The leadership changed within the Government structure that oversees all of the state-run homes. They told me they are going to teach the kids to farm pigs and crops, butcher the meat, and continue with the bread bakery. Juan Carlos has plans to work with people in the area to teach them real life skills and rehabilitate them into society. This sounds like a tall order, but in the last 3 months since we’ve been there, they seem to have gotten the boys of San Gabriel under much better control! The gate to the compound was wide open when we arrived and the boys all sat quietly at the table when we opened our huge duffel bag and pulled out gifts. It was pretty unbelievable. Although, like Rachael mentioned, the fact that there were police in the room with loaded weapons may have had something to do with it!
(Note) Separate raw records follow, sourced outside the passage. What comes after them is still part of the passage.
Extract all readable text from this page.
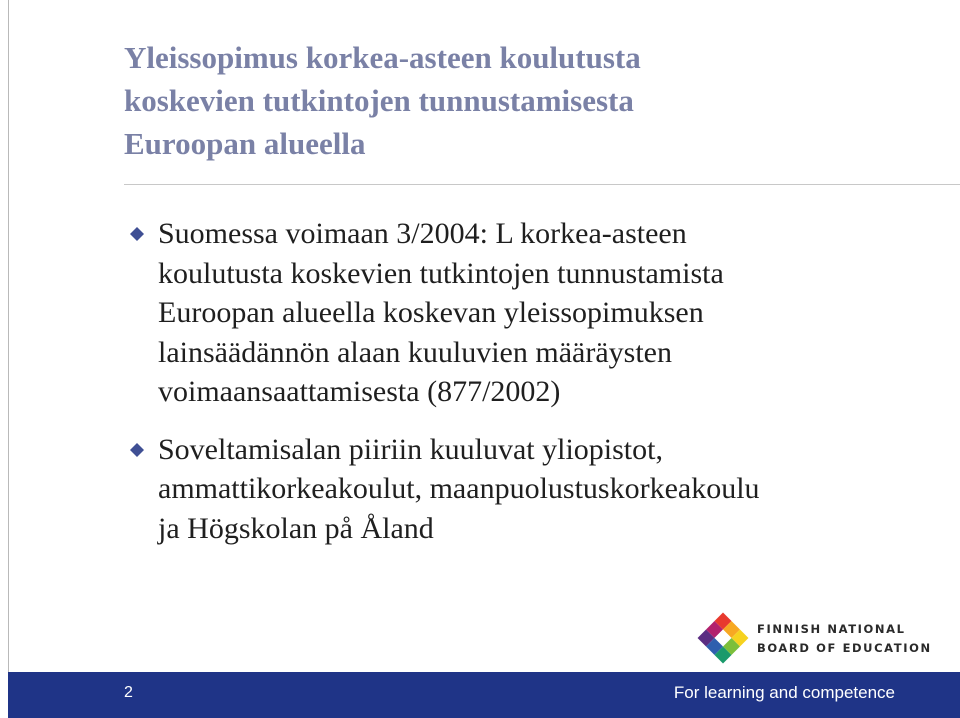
Yleissopimus korkea-asteen koulutusta
koskevien tutkintojen tunnustamisesta
Euroopan alueella
Suomessa voimaan 3/2004: L korkea-asteen
koulutusta koskevien tutkintojen tunnustamista
Euroopan alueella koskevan yleissopimuksen
lainsäädännön alaan kuuluvien määräysten
voimaansaattamisesta (877/2002)
Soveltamisalan piiriin kuuluvat yliopistot,
ammattikorkeakoulut, maanpuolustuskorkeakoulu
ja Högskolan på Åland
FINNISH NATIONAL
BOARD OF EDUCATION
2	For learning and competence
Juan expressed a specific need for shoes and clothes, citing the budgetary constraints of working within the federal government as a problem of cheap quality/early wear out. I am excited to think about how we can creatively come up with solutions to these problem! I told him that we probably know enough people to take care of 60 pairs of shoes and clothes.
The leadership gave us phone numbers and email addresses for the people in charge of both Eliza Martinez and San Gabriel with explicit instructions to contact them for info and scheduling! And then one of the translators used the office phone to call ahead to E.M. and check on how many boys will be there tomorrow. 67. Making a total of 103 boys. So we wrote some extra letters tonight by hand:) Hopefully we brought enough extra watches!
Lord willing, we’ll give away the rest of our Foreign eXchange gifts and letters tomorrow!